Sierra Club News:
Phyllis K. Ashmead, partnership coordinator of the Southwest Jemez Mountains Restoration Project will present a talk titled “What’s Going on in Your Backyard?
The Southwest Jemez Mountains Landscape Restoration Project,” at an Open Meeting of the Sierra Club at 7 p.m. Wednesday, June 4 in the Student Center (Bldg. 2) Room 203 on the UNM-Los Alamos campus.
The public is invited to attend.
“The Southwest Jemez Mountains are a special place,” Ashmead said. “They are the ancestral home to the Pueblo people, important to thousands of forest visitors who come to recreate and they support a diverse habitat for unique wildlife like the Southwest Jemez Mountains salamander.
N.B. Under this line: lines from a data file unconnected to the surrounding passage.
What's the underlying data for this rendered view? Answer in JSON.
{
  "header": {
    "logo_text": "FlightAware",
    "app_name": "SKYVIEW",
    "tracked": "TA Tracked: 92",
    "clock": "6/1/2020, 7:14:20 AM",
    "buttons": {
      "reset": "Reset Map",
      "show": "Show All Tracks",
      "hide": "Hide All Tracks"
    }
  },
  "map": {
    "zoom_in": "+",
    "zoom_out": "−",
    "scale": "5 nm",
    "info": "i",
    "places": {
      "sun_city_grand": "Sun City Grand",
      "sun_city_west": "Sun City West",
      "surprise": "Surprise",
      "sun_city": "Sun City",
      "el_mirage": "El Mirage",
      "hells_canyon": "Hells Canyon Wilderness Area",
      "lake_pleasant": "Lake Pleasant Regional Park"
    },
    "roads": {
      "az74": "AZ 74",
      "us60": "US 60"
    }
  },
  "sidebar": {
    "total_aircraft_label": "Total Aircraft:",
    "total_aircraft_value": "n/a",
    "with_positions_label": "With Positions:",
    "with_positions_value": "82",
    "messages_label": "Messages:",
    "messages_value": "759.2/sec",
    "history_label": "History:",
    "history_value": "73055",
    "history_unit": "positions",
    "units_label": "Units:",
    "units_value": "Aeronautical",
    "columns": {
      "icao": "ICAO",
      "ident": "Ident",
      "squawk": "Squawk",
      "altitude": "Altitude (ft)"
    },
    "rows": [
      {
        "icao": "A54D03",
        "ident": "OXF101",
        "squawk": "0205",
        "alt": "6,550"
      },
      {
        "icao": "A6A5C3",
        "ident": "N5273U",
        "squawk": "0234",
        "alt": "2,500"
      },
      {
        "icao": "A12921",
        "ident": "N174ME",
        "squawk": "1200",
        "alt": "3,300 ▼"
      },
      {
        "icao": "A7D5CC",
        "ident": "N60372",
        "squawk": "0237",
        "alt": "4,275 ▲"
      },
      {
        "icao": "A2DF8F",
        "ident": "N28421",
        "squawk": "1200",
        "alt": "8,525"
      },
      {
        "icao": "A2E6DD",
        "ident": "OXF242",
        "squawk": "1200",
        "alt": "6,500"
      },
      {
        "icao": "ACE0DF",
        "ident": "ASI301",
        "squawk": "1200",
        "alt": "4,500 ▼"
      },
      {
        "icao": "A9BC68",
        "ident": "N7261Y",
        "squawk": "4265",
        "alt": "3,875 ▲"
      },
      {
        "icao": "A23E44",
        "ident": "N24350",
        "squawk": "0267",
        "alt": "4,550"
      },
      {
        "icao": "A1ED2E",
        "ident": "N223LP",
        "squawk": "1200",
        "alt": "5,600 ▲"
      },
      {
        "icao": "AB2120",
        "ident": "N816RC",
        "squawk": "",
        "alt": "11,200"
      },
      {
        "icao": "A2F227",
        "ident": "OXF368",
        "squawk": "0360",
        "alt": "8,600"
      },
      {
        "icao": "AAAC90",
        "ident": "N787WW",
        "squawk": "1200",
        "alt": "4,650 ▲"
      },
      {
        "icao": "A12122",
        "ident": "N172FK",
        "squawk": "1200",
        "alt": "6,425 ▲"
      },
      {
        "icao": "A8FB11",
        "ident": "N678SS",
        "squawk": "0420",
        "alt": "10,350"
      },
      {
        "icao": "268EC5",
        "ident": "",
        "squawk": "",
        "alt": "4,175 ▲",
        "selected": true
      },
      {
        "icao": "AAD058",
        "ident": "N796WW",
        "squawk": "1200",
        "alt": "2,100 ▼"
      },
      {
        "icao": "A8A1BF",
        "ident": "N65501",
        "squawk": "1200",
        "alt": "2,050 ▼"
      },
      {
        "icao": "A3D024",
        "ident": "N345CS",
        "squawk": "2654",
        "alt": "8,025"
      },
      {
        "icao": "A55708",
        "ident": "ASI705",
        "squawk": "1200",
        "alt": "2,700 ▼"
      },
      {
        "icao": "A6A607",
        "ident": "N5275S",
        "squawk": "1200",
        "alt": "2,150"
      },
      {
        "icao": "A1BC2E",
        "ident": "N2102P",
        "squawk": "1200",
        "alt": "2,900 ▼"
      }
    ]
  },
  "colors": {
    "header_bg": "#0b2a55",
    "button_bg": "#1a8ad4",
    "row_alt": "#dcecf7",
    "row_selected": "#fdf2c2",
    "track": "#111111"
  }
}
“Ecologically speaking, these mountains are out of whack. The combined effects of human activities starting in the late 1800s-including logging, grazing, road building and fire suppression-have been linked to changing the forest, grassland, and riparian ecosystems.
“As a result, this landscape does not function in a way that allows it to recover from disturbances such as major losses from wildfires, insects, disease outbreaks and climate change impacts. We are in a race against time to prevent another Las Conchas fire from happening.
“In this presentation, you’ll learn what the 210,000 Southwest Jemez Mountains Landscape Restoration project aims to do and how it will create a more resilient landscape that will benefit generations to come.”